Continuó la marcha repiqueteando a cada paso contra la acera dejando tras de sí un reguero oloroso de perfume. No supe qué decir. Eran la pareja perfecta: hasta cumplían años el mismo día. Ambos compartían estatus y ambiciones. Quizá Carlos era algo más conservador que Bruna, pero parecían hechos a la medida.
—La pregunta no es esa. La pregunta es: ¿qué te parece a ti?
—Que solo le conozco desde hace seis meses y que tengo miedo de lo que me hace sentir.
—¿Eso es malo?
—Creo que no. Es solo que todo está yendo demasiado rápido.
—Pero es algo reversible. Si no funciona, te separas.
—Lo tengo que pensar —dijo agobiada. Se sentía ex-puesta por primera vez en su vida—. Por cierto —me paró en seco en un semáforo en rojo que yo no había visto y sacó dos tarjetas de su bolso—, Carlos me ha dado esto a la hora de la comida.
—Gracias —respondí mirando lo que ponía—, luego le escribo para darle las gracias.
—Oye..., ¿aquella no es Clara? —preguntó Bruna señalando a dos chicas que salían de un bar. Bruna hizo ademán de cruzar la carretera para gritarle algo a la hermana pequeña de Xavi.
—Sí, sí es ella. Pero no entiendo qué hace con Olga...
Bruna abrió mucho la boca, igual de extrañada que yo. Tras tomar otra ruta para evitar el encuentro, caminamos hasta la Rayuela recordando las tardes de nuestra infancia y adolescencia peleando con Olga y sus amigas. Siempre compitiendo con Bruna por la popularidad, por los chicos, por el premio de teatro. Y así hasta el infinito.
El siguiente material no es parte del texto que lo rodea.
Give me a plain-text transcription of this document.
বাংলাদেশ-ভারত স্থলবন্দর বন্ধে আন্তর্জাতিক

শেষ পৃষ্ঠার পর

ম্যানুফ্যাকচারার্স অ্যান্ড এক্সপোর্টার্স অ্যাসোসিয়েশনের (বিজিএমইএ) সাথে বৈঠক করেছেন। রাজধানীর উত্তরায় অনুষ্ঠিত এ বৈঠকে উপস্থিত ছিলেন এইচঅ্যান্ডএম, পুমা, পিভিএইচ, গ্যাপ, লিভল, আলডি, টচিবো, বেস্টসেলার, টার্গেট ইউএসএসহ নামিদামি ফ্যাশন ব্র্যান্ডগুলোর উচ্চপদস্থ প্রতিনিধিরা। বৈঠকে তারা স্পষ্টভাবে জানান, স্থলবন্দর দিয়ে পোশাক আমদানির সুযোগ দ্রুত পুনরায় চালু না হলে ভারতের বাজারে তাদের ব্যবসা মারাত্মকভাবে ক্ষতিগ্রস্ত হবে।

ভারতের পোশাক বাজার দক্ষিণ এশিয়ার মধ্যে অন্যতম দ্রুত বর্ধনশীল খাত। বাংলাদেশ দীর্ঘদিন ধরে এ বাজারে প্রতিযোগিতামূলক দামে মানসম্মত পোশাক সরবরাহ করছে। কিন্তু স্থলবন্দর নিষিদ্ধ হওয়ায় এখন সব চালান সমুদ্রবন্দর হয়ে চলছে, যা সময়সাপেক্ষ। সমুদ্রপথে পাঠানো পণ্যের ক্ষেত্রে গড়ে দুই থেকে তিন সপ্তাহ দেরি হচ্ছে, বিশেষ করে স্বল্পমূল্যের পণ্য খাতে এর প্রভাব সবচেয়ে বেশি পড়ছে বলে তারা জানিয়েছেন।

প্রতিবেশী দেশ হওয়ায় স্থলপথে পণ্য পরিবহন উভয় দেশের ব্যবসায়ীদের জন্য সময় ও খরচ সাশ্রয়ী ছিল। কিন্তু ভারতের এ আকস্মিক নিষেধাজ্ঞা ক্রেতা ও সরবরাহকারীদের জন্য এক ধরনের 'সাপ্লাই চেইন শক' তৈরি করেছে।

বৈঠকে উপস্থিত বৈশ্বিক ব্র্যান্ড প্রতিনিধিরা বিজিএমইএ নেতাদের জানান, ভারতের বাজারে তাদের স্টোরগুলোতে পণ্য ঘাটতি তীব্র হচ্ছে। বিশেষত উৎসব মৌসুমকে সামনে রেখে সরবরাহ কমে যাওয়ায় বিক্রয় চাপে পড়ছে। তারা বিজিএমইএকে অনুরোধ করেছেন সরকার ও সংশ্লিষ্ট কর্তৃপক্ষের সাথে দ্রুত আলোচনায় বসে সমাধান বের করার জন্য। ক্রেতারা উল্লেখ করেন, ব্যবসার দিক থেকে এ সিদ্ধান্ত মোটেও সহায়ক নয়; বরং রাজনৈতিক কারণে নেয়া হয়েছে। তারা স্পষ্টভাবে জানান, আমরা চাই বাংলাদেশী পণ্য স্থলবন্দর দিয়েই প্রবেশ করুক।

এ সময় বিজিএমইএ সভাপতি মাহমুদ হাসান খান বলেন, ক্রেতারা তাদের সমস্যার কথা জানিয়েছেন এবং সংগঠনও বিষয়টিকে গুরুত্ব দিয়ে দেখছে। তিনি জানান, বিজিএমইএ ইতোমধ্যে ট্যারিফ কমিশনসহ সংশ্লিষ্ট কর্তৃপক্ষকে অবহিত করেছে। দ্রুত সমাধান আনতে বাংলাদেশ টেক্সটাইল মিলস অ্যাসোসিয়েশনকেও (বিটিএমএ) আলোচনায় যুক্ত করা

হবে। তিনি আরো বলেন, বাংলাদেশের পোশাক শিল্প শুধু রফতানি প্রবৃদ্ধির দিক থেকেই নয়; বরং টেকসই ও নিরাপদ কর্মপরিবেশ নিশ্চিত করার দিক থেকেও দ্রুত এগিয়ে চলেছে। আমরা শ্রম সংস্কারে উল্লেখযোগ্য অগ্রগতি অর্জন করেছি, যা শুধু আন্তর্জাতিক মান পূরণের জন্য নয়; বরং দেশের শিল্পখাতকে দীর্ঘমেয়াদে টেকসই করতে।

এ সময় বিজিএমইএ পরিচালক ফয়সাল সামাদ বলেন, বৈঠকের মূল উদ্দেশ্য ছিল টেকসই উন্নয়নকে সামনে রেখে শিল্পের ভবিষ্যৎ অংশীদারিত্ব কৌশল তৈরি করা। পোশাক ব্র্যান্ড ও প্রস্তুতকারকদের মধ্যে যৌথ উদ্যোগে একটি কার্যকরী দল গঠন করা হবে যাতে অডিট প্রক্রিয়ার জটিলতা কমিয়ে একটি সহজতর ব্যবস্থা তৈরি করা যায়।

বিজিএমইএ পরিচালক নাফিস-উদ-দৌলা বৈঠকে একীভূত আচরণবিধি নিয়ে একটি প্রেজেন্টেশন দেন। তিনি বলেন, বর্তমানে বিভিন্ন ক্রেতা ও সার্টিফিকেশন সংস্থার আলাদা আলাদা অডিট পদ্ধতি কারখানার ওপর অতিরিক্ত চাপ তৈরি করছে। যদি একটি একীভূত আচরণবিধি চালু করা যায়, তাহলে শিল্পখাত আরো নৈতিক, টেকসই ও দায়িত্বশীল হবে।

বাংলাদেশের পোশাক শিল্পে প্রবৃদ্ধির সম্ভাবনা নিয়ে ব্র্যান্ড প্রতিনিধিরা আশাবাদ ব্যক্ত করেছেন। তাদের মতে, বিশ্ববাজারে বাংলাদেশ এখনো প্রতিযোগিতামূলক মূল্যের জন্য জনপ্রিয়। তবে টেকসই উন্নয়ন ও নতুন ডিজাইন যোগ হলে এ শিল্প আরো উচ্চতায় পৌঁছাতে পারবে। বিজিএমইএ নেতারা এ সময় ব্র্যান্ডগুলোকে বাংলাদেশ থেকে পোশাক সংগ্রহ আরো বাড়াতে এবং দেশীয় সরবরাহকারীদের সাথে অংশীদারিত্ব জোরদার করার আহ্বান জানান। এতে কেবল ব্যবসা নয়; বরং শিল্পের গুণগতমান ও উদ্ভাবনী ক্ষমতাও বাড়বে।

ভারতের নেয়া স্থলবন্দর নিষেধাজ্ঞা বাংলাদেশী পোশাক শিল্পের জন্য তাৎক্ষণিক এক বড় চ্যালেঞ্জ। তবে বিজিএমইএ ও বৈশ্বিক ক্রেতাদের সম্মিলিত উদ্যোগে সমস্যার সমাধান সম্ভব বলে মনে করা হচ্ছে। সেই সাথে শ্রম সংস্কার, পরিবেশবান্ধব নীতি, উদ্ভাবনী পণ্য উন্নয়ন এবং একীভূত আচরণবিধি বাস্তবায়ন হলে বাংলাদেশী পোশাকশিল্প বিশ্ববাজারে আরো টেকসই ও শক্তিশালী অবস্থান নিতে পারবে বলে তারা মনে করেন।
Le conté a Bruna el encuentro con Xavi con todo detalle. Ella escuchaba, evitando posicionarse entre sus dos amigos. Y yo lo entendía, así que busqué otro tema de conversación en cuanto vi la oportunidad.
Tras terminar de cenar en casa de mi padre, revisé las direcciones de las dos tarjetas y, siguiendo un criterio de proximidad, reservé cita para la mañana siguiente en una de las consultas.
Tras una larga sobremesa, pasada la media noche, Bruna cogió un taxi y yo me quedé a dormir en mi vieja habitación para poder caminar a la mañana siguiente hasta la consulta del psicólogo más cercano a la tienda.
No fue difícil encontrar la consulta en la Castellana más señorial. La tienda, ubicada en el casco antiguo del centro de la ciudad, quedaba a mano de cualquier sitio importante para mí; la casa de Bruna y su despacho, la casa de los padres de Xavi, el conservatorio o el colegio y la universidad, en mi época de estudiante. La única excepción era mi casa, que, por una cuestión de presupuesto, se situaba en el extrarradio.